離婚するにも理由がいることがあります

不貞(浮気)行為とは?またパートナーの一方が離婚したくない!と言っている場合に離婚をするには理由が必要なことがあるのは知ってましたか?

不貞(浮気)の法律上の定義から離婚の種類について

不貞行為(浮気)とは?

異性と二人きりでいるところを目撃したあなたは「浮気していたでしょ?」と問い詰めても、実際には浮気とは認められないようです。パートナーが異性と手を繋いでデートしていた、異性と飲みに行っていたから浮気した!と人によっての浮気の判断基準はそれぞれだ違うと思いますが、では法律上はどういった場合が不貞(浮気)になるのでしょう。

法律上の不貞行為(浮気)とは

判例上の不貞行為とは、貞操義務がありますので、他の異性との間で性行為(性交渉)があれば通常は不貞行為と認められるようです。

不貞行為と認められるのに浮気の回数は関係あるんでしょうか

民法770条1項1号では、不貞な行為があった場合には離婚原因になるとされていますが、1回の不貞行為で「不貞な行為」という離婚原因に該当するとして離婚を認めた判例はないようです。裁判所は不貞な行為とは、ある程度継続的な性的関係をともなうことを念頭にいれていると思われます。しかし、1回の浮気であっても、夫婦の信頼関係は壊れ、修復不可能な状態になった場合は、民法770条1項5号の婚姻を継続し難い重大な事由に該当するとして離婚が認められることもあります。

不貞行為を認めてもらうには

不貞行為が実際にあったと認定されるには、不貞行為のあった状況と証拠の有無が関係します。配偶者と不倫相手が入ったのがラブホテルなのか?シティホテルなのか?どちらかの自宅なのか?何時から何時までその部屋に居たのか、また映像や写真での証拠があるか?音声の証拠はあるか?不貞行為の場所に向かうまでの二人の様子はどうなのか?1回それとも複数回の証拠があるかなどを、総合的に裁判官が判断して認定します。
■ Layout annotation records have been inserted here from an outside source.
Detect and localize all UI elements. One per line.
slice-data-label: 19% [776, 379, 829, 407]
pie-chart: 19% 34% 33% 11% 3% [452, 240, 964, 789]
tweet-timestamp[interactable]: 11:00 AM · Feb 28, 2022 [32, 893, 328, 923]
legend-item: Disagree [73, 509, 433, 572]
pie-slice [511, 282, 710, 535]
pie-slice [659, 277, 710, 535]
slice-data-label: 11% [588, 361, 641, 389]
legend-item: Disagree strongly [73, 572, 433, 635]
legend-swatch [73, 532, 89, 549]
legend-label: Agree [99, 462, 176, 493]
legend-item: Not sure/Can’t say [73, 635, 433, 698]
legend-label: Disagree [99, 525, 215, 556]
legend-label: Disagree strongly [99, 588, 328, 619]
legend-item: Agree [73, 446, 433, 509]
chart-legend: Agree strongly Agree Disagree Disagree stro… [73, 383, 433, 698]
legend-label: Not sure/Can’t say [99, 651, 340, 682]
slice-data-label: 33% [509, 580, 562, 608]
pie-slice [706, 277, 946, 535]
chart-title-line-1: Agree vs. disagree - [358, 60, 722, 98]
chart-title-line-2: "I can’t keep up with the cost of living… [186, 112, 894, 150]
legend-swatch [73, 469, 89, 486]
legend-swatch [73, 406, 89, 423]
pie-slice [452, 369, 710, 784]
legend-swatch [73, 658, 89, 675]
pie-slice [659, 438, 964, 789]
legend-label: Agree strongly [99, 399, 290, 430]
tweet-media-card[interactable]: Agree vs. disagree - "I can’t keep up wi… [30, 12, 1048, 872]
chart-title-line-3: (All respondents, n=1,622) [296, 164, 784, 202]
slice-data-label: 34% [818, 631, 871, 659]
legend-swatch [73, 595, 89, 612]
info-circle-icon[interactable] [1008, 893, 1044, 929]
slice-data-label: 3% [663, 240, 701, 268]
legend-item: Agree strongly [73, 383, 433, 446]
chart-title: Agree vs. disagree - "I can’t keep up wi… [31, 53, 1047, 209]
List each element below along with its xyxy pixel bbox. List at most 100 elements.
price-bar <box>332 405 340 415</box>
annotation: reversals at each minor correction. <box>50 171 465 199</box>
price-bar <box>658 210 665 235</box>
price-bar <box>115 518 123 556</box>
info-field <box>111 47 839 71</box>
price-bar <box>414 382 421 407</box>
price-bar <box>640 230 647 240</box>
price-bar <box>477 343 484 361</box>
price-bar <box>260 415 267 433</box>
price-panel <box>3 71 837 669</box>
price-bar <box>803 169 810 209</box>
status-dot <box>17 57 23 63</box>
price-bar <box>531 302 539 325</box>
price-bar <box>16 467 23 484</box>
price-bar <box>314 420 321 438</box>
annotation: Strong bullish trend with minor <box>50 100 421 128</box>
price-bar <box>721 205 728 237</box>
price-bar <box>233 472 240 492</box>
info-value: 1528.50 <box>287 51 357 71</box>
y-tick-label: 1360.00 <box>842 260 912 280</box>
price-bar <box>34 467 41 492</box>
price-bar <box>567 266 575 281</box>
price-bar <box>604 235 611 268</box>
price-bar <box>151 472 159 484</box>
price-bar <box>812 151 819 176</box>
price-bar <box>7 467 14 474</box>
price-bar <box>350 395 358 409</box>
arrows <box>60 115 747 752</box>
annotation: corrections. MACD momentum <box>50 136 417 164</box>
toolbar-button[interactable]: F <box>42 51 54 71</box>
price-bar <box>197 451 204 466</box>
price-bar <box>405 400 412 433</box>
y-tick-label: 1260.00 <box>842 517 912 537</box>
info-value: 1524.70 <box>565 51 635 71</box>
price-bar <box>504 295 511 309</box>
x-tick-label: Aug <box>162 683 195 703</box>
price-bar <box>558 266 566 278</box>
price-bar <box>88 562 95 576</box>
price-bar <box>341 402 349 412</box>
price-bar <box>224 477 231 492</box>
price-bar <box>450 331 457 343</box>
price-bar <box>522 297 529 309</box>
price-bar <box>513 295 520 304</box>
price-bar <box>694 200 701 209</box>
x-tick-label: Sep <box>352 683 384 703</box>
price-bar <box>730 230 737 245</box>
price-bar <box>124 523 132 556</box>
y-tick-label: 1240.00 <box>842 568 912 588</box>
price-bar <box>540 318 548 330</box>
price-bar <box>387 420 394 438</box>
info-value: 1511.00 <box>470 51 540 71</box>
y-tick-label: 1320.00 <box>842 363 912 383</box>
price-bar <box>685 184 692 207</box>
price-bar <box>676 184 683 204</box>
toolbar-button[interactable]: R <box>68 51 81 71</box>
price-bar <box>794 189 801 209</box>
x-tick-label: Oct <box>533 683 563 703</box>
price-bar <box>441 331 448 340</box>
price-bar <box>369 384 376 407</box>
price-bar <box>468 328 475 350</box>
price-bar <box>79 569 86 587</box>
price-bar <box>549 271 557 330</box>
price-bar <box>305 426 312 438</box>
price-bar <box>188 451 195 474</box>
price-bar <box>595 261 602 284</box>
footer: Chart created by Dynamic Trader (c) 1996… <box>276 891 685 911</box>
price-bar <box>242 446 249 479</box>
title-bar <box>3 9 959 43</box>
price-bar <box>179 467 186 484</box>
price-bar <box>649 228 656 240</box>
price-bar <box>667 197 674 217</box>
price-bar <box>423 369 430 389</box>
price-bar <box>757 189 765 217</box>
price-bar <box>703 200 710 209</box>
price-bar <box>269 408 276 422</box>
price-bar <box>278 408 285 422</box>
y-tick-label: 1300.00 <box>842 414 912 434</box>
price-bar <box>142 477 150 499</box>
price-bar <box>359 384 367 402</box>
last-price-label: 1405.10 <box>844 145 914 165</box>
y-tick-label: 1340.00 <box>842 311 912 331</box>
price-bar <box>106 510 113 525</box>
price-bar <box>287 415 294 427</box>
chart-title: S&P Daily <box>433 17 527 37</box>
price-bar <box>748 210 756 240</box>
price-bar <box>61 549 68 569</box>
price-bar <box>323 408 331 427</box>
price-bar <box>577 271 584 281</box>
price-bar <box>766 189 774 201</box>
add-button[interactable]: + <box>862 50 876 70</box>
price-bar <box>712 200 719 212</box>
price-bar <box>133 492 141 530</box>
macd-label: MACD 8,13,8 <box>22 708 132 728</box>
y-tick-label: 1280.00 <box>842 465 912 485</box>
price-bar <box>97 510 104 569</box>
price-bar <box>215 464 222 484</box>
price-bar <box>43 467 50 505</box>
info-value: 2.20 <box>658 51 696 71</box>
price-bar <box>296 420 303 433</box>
※ 探偵が集める浮気の証拠  (浮気調査の報告書について

離婚理由と離婚の4つの種類について

双方の合意があれば離婚が出来る協議離婚

協議離婚とは、裁判所は一切かかわらず、夫婦関での話し合いにより決められるものです。合意が出来れば離婚届を提出するだけで成立します。話し合いで決まった事を書類に残しておくことが大切です。ここで双方の同意が得られない場合は調停へと移行します。

離婚するには以下の理由がいります

  • 配偶者の不貞行為
  • 悪意の遺棄
  • 3年以上の生死不明
  • 配偶者が強度の精神病にかかり、回復の見込みがない
  • 婚姻を継続し難い重大な理由

話し合いにて離婚が出来ない場合

調停離婚

協議離婚とは、夫婦間での話し合いで離婚が成立しない場合、または相手が話し合いに応じようとしない場合、その場合は家庭裁判所にて調停委員が夫婦の間に入り話し合いが進められます。調停委員2名から構成されており、夫婦だけで話し合いによる解決が出来ない場合、裁判の前に調停委員が間に調停をおこなければなりません。

審判離婚

調停での離婚が成立しなかった場合、裁判所は調停委員の意見をもとにして、調停に代わる審判を行う事があります。そして離婚し方が双方のためになると判断した場合に離婚の審判が下されます。調停に代わる審判では離婚だけでなく財産分与や慰謝料の支払いなども命じる事も出来ます。審判を告知した日から2週間以内に異議申し立てがあった場合は審判の効力は失われ離婚は不成立となります

裁判離婚

協議離婚、調停離婚、審判離婚、いずれでも合意に至らなかった場合、最終的には裁判で争うことになります。その裁判で成立した離婚を裁判離婚といいます。民法に定められている離婚事由とは、性格の不一致・不貞行為・悪意の遺棄・3年以上の生死不明・強度の精神病・婚姻を継続しがたい重大な事由です。なお、婚姻を継続しがたい事由とは、暴力・虐待・性的不能(異常)・浪費・アルコール中毒・宗教への過度な傾倒などですが、これらの理由を訴えれば必ず認められる訳ではなく、それらの事由によって夫婦生活が破綻しており、離婚はやもえないと判断された場合のみ離婚原因に相当すると認められます。